Four soldiers charged in Iraqi general's death
FORT CARSON, Colo. -- The Army charged four soldiers with murder Monday, accusing them of suffocating an Iraqi general during an interrogation last fall. Chief Warrant Officers Jefferson L. Williams and Lewis E. Welshofer Jr., Sgt. 1st Class William J. Sommer and Spc. Jerry L. Loper could get life in prison without parole in the Nov. 26 death of Maj. Gen. Abed Hamed Mowhoush, 57, at Qaim, Iraq. The Army said Mowhoush died of asphyxiation from chest compression and from being smothered. A decision on whether to court-martial the men will be made after an Article 32 hearing, which is similar to a preliminary hearing in civilian court.

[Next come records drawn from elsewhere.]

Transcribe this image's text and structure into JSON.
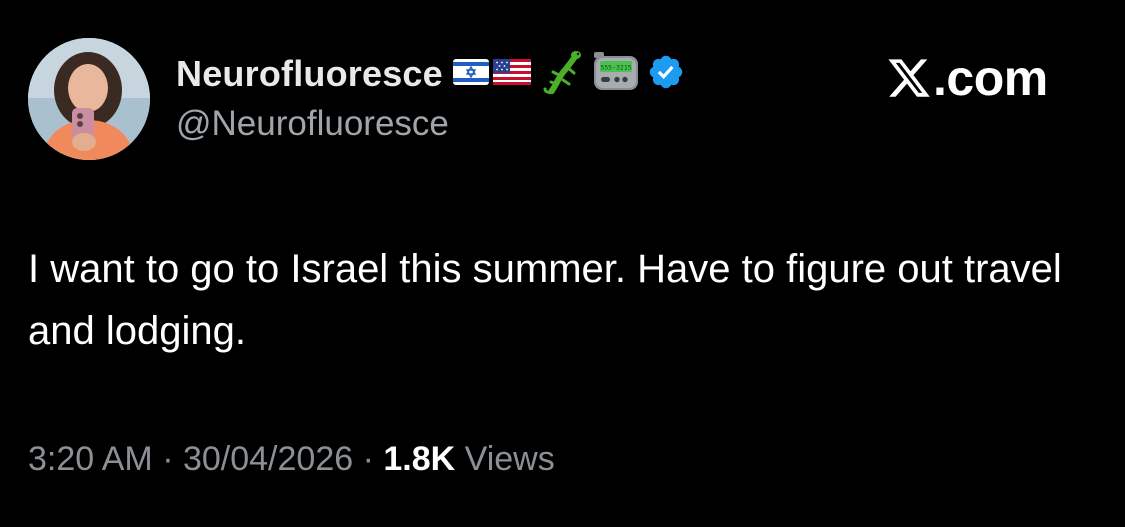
{
  "author": {
    "display_name": "Neurofluoresce",
    "handle": "@Neurofluoresce",
    "name_emojis": [
      "israel-flag-emoji",
      "us-flag-emoji",
      "lizard-emoji",
      "pager-emoji"
    ],
    "pager_text": "555-3215",
    "verified": true,
    "verified_color": "#1d9bf0"
  },
  "brand": {
    "text": ".com"
  },
  "tweet": {
    "text": "I want to go to Israel this summer. Have to figure out travel and lodging."
  },
  "meta": {
    "time": "3:20 AM",
    "separator1": " · ",
    "date": "30/04/2026",
    "separator2": " · ",
    "views_count": "1.8K",
    "views_label": " Views"
  },
  "colors": {
    "background": "#000000",
    "text_primary": "#ffffff",
    "text_secondary": "#8b9095"
  }
}
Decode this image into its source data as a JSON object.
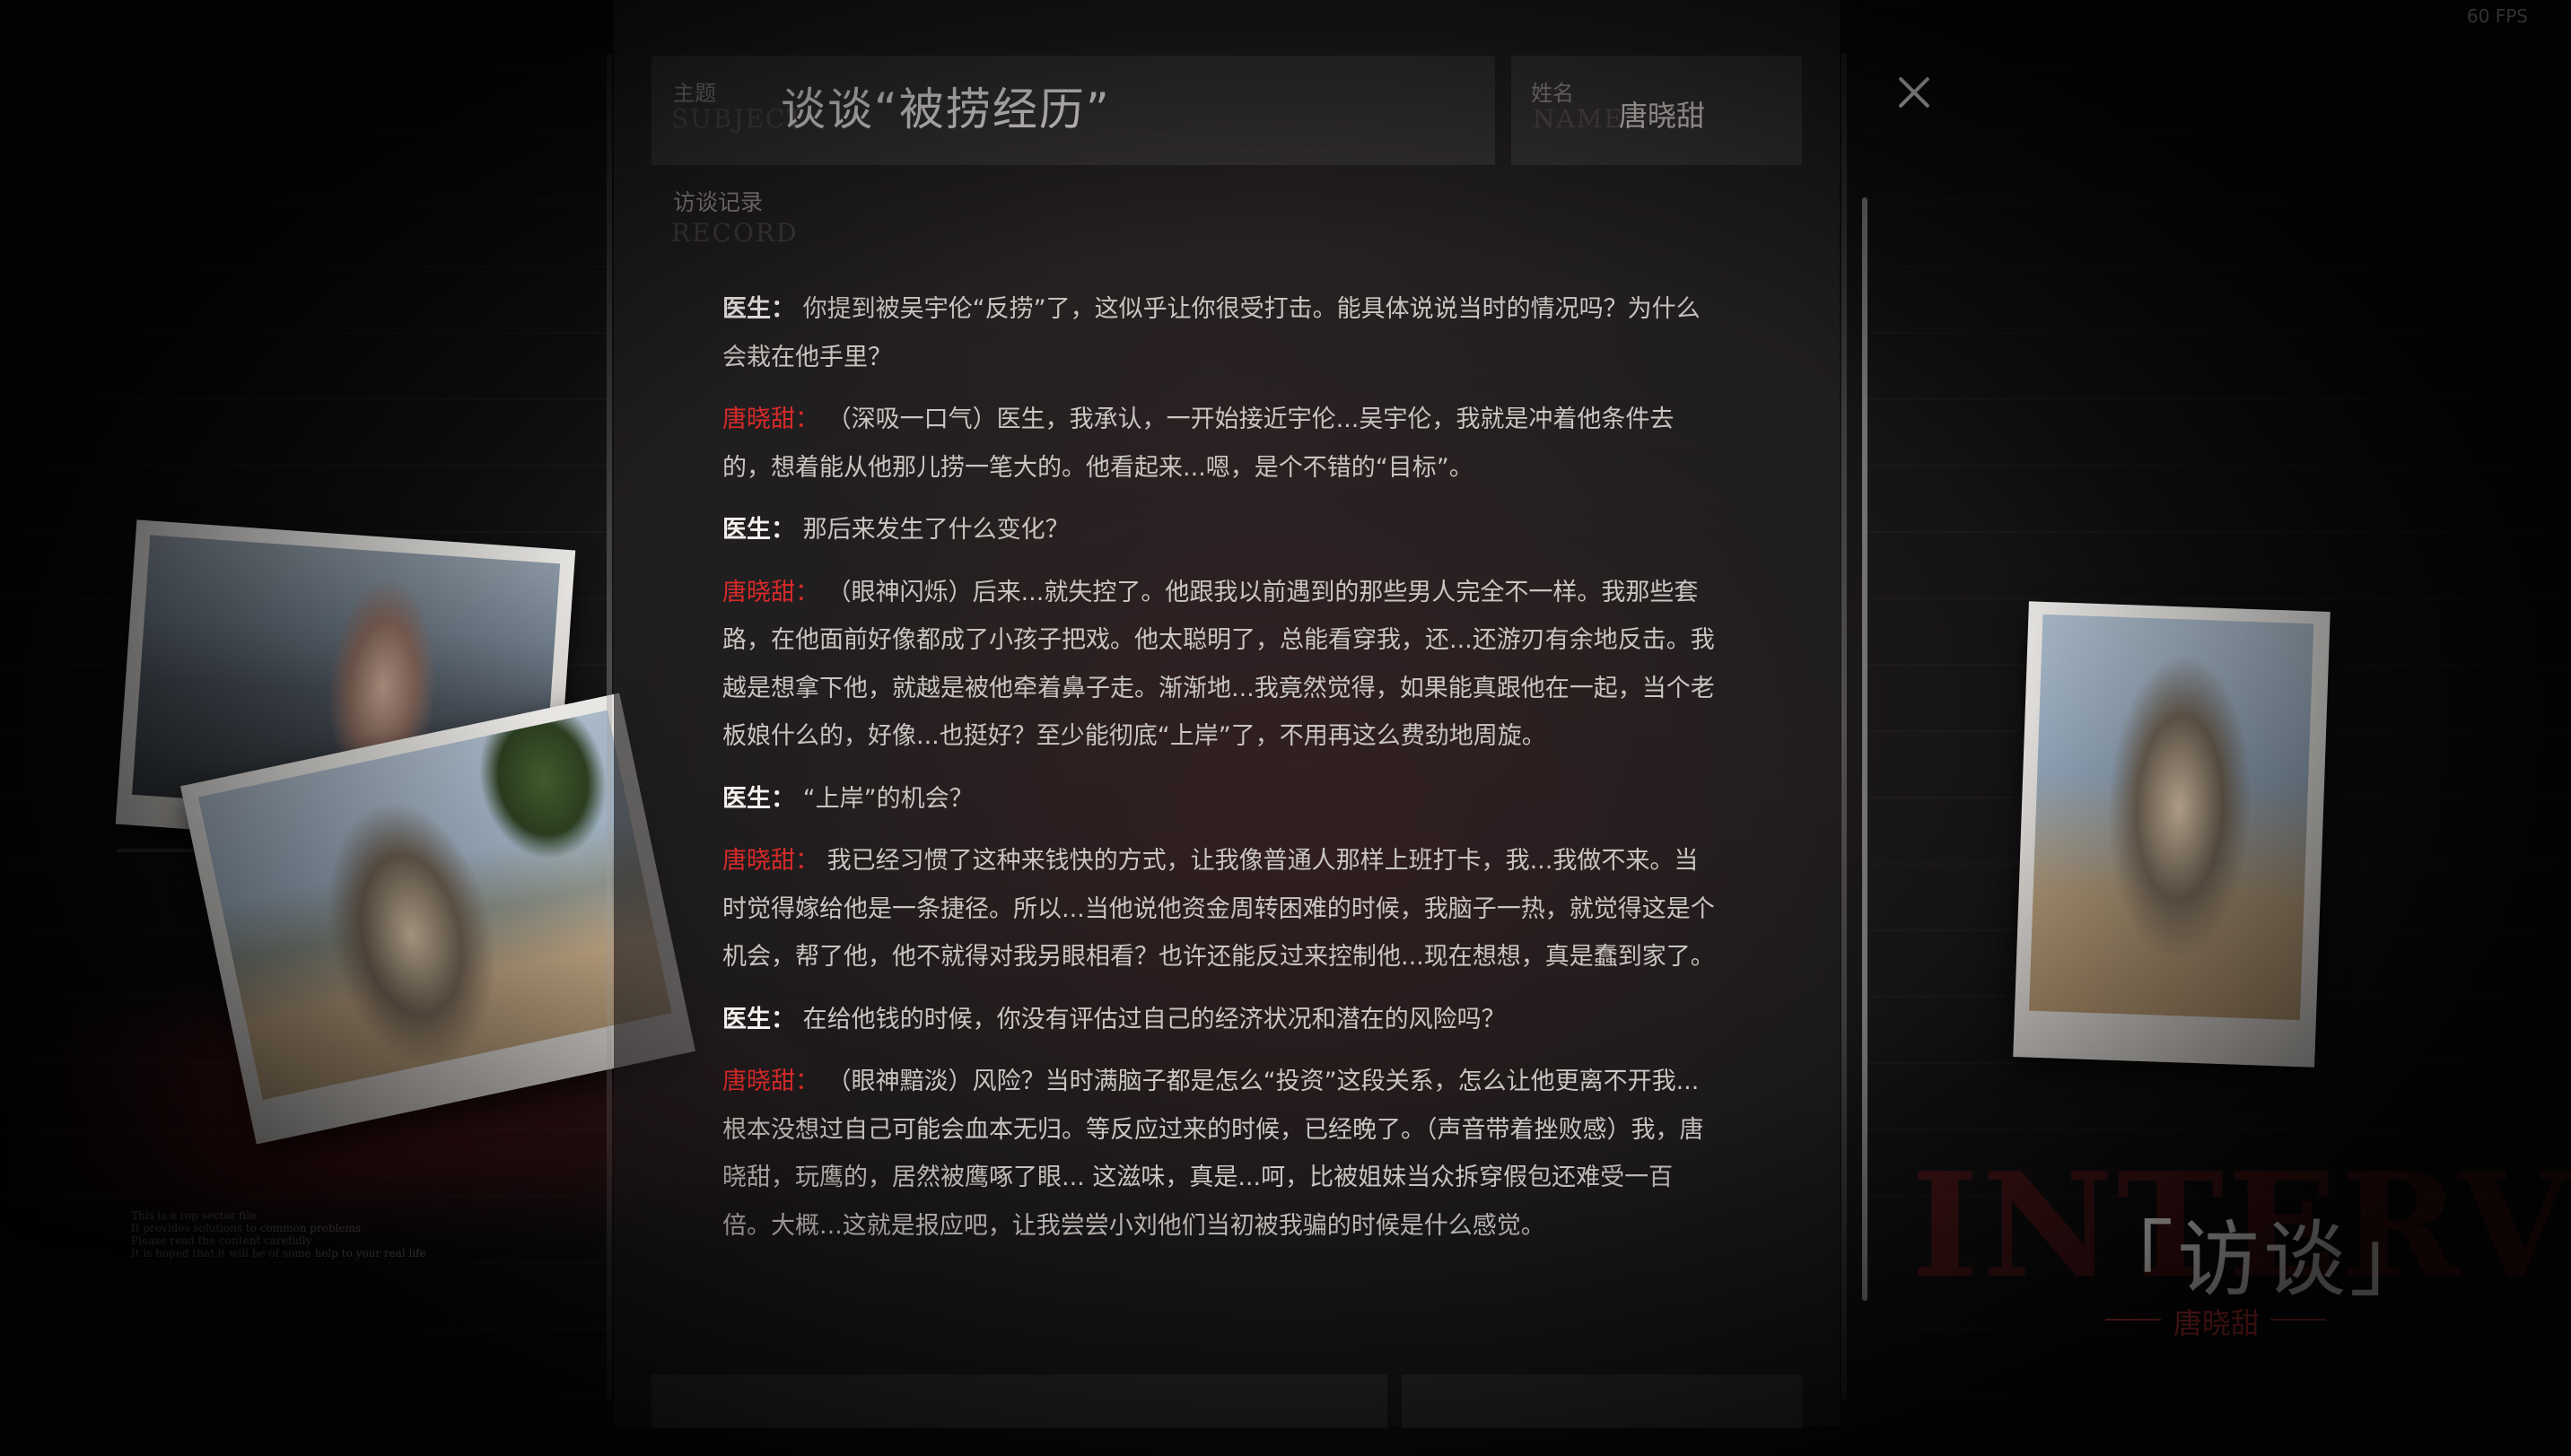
{
  "fps": "60 FPS",
  "header": {
    "subject_label": "主题",
    "subject_label_en": "SUBJECT",
    "subject_title": "谈谈“被捞经历”",
    "name_label": "姓名",
    "name_label_en": "NAME",
    "name_value": "唐晓甜"
  },
  "record": {
    "label": "访谈记录",
    "label_en": "RECORD",
    "entries": [
      {
        "speaker": "医生：",
        "type": "doctor",
        "text": "你提到被吴宇伦“反捞”了，这似乎让你很受打击。能具体说说当时的情况吗？为什么会栽在他手里？"
      },
      {
        "speaker": "唐晓甜：",
        "type": "patient",
        "text": "（深吸一口气）医生，我承认，一开始接近宇伦...吴宇伦，我就是冲着他条件去的，想着能从他那儿捞一笔大的。他看起来...嗯，是个不错的“目标”。"
      },
      {
        "speaker": "医生：",
        "type": "doctor",
        "text": "那后来发生了什么变化？"
      },
      {
        "speaker": "唐晓甜：",
        "type": "patient",
        "text": "（眼神闪烁）后来...就失控了。他跟我以前遇到的那些男人完全不一样。我那些套路，在他面前好像都成了小孩子把戏。他太聪明了，总能看穿我，还...还游刃有余地反击。我越是想拿下他，就越是被他牵着鼻子走。渐渐地...我竟然觉得，如果能真跟他在一起，当个老板娘什么的，好像...也挺好？至少能彻底“上岸”了，不用再这么费劲地周旋。"
      },
      {
        "speaker": "医生：",
        "type": "doctor",
        "text": "“上岸”的机会？"
      },
      {
        "speaker": "唐晓甜：",
        "type": "patient",
        "text": "我已经习惯了这种来钱快的方式，让我像普通人那样上班打卡，我...我做不来。当时觉得嫁给他是一条捷径。所以...当他说他资金周转困难的时候，我脑子一热，就觉得这是个机会，帮了他，他不就得对我另眼相看？也许还能反过来控制他...现在想想，真是蠢到家了。"
      },
      {
        "speaker": "医生：",
        "type": "doctor",
        "text": "在给他钱的时候，你没有评估过自己的经济状况和潜在的风险吗？"
      },
      {
        "speaker": "唐晓甜：",
        "type": "patient",
        "text": "（眼神黯淡）风险？当时满脑子都是怎么“投资”这段关系，怎么让他更离不开我...根本没想过自己可能会血本无归。等反应过来的时候，已经晚了。（声音带着挫败感）我，唐晓甜，玩鹰的，居然被鹰啄了眼... 这滋味，真是...呵，比被姐妹当众拆穿假包还难受一百倍。大概...这就是报应吧，让我尝尝小刘他们当初被我骗的时候是什么感觉。"
      }
    ]
  },
  "notes": {
    "lines": [
      "This is a rop sector file",
      "It provides solutions to common problems",
      "Please read the content carefully",
      "It is hoped that it will be of some help to your real life"
    ]
  },
  "tag": {
    "bg_word": "INTERVIEW",
    "title": "「访谈」",
    "name": "唐晓甜"
  },
  "icons": {
    "close": "close-icon"
  },
  "colors": {
    "accent_red": "#d82a2a",
    "doctor_label": "#f2efec"
  }
}
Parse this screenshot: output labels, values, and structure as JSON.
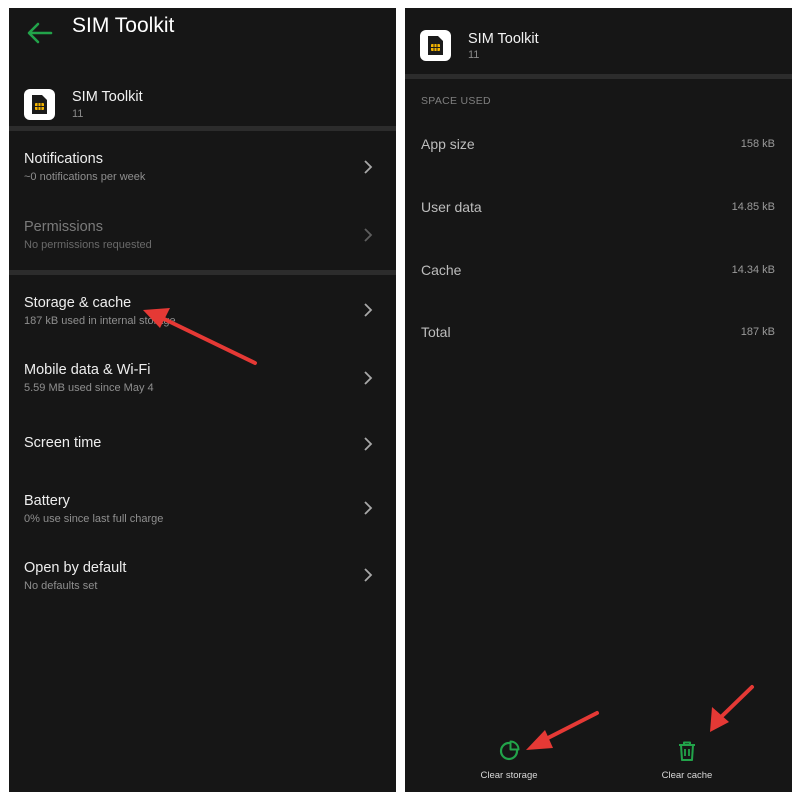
{
  "colors": {
    "accent": "#22a34a",
    "background": "#161616",
    "annotation_arrow": "#e53935"
  },
  "left_screen": {
    "title": "SIM Toolkit",
    "back_icon": "back-arrow-icon",
    "app": {
      "name": "SIM Toolkit",
      "version": "11",
      "icon": "sim-card-icon"
    },
    "items": [
      {
        "title": "Notifications",
        "subtitle": "~0 notifications per week",
        "enabled": true
      },
      {
        "title": "Permissions",
        "subtitle": "No permissions requested",
        "enabled": false
      },
      {
        "title": "Storage & cache",
        "subtitle": "187 kB used in internal storage",
        "enabled": true
      },
      {
        "title": "Mobile data & Wi-Fi",
        "subtitle": "5.59 MB used since May 4",
        "enabled": true
      },
      {
        "title": "Screen time",
        "subtitle": "",
        "enabled": true
      },
      {
        "title": "Battery",
        "subtitle": "0% use since last full charge",
        "enabled": true
      },
      {
        "title": "Open by default",
        "subtitle": "No defaults set",
        "enabled": true
      }
    ]
  },
  "right_screen": {
    "app": {
      "name": "SIM Toolkit",
      "version": "11",
      "icon": "sim-card-icon"
    },
    "section_label": "SPACE USED",
    "stats": [
      {
        "label": "App size",
        "value": "158 kB"
      },
      {
        "label": "User data",
        "value": "14.85 kB"
      },
      {
        "label": "Cache",
        "value": "14.34 kB"
      },
      {
        "label": "Total",
        "value": "187 kB"
      }
    ],
    "actions": [
      {
        "label": "Clear storage",
        "icon": "pie-chart-icon"
      },
      {
        "label": "Clear cache",
        "icon": "trash-icon"
      }
    ]
  }
}
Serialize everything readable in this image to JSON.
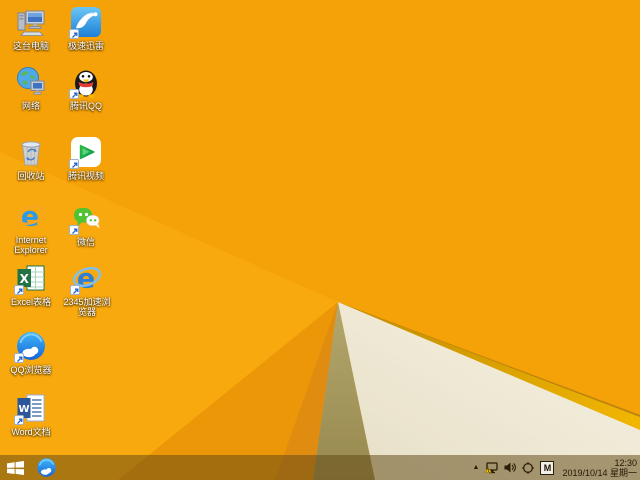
{
  "desktop": {
    "icons": [
      {
        "id": "this-pc",
        "label": "这台电脑",
        "shortcut": false
      },
      {
        "id": "xunlei",
        "label": "极速迅雷",
        "shortcut": true
      },
      {
        "id": "network",
        "label": "网络",
        "shortcut": false
      },
      {
        "id": "tencent-qq",
        "label": "腾讯QQ",
        "shortcut": true
      },
      {
        "id": "recycle-bin",
        "label": "回收站",
        "shortcut": false
      },
      {
        "id": "tencent-video",
        "label": "腾讯视频",
        "shortcut": true
      },
      {
        "id": "internet-explorer",
        "label_lines": [
          "Internet",
          "Explorer"
        ],
        "shortcut": false
      },
      {
        "id": "wechat",
        "label": "微信",
        "shortcut": true
      },
      {
        "id": "excel",
        "label": "Excel表格",
        "shortcut": true
      },
      {
        "id": "browser-2345",
        "label_lines": [
          "2345加速浏",
          "览器"
        ],
        "shortcut": true
      },
      {
        "id": "qq-browser",
        "label": "QQ浏览器",
        "shortcut": true
      },
      {
        "id": "word",
        "label": "Word文档",
        "shortcut": true
      }
    ],
    "wallpaper_colors": {
      "base": "#F5A108",
      "wedge_light": "#F8A90D",
      "wedge_mid": "#EC9708",
      "wedge_dark": "#E08C10",
      "olive_top": "#B4A76D",
      "olive_bottom": "#97894E",
      "gold_edge_start": "#BE8A00",
      "gold_edge_end": "#F2B602",
      "paper_light": "#F6F2E4",
      "paper_shade": "#E7DFC6"
    }
  },
  "taskbar": {
    "tint": "rgba(97,72,22,0.52)",
    "start": {
      "icon": "windows-logo"
    },
    "pinned": [
      {
        "id": "qq-browser-task"
      }
    ],
    "tray": {
      "icons": [
        "hidden-icons-chevron",
        "network-warning-icon",
        "volume-icon",
        "safety-icon"
      ],
      "ime": "M",
      "time": "12:30",
      "date": "2019/10/14 星期一"
    }
  }
}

Feds: Briton plotted with shoe bomber Reid
WASHINGTON -- U.S. authorities brought charges Monday against a British man they contend conspired with admitted al-Qaida member Richard Reid to use shoe bombs to blow up planes in midair. A seven-count federal grand jury indictment unsealed in Boston charges Saajid Badat, 25, with attempted murder, trying to destroy an aircraft and other charges related to the alleged conspiracy with Reid, who also is a British citizen and Muslim convert. Reid's attempt to blow up an American Airlines Paris-to-Miami flight on Dec. 22, 2001, was thwarted by attendants and passengers after he tried to light a fuse leading to the concealed plastic explosives in his sneakers.
Court asked to reconsider ruling on feeding tube
TALLAHASSEE, Fla. -- Gov. Jeb Bush will ask the Florida Supreme Court to reconsider its 7-0 ruling against a law designed to keep a brain-damaged woman alive, a spokesman said Monday. Florida's high court ruled two weeks ago that Bush and state lawmakers overstepped their authority with the year-old law ordering that Terri Schiavo's feeding tube be reinserted six days after her husband had it removed so she could die. Since a judge had heard evidence in the case and ruled for the husband, the law violated the fundamental doctrine of separation of powers in the Florida Constitution, the Supreme Court ruled. Bush said Monday that he respected the "role and the judgment of the Florida Supreme Court" but that he feared the Schiavo ruling could limit the ability of state lawmakers to govern.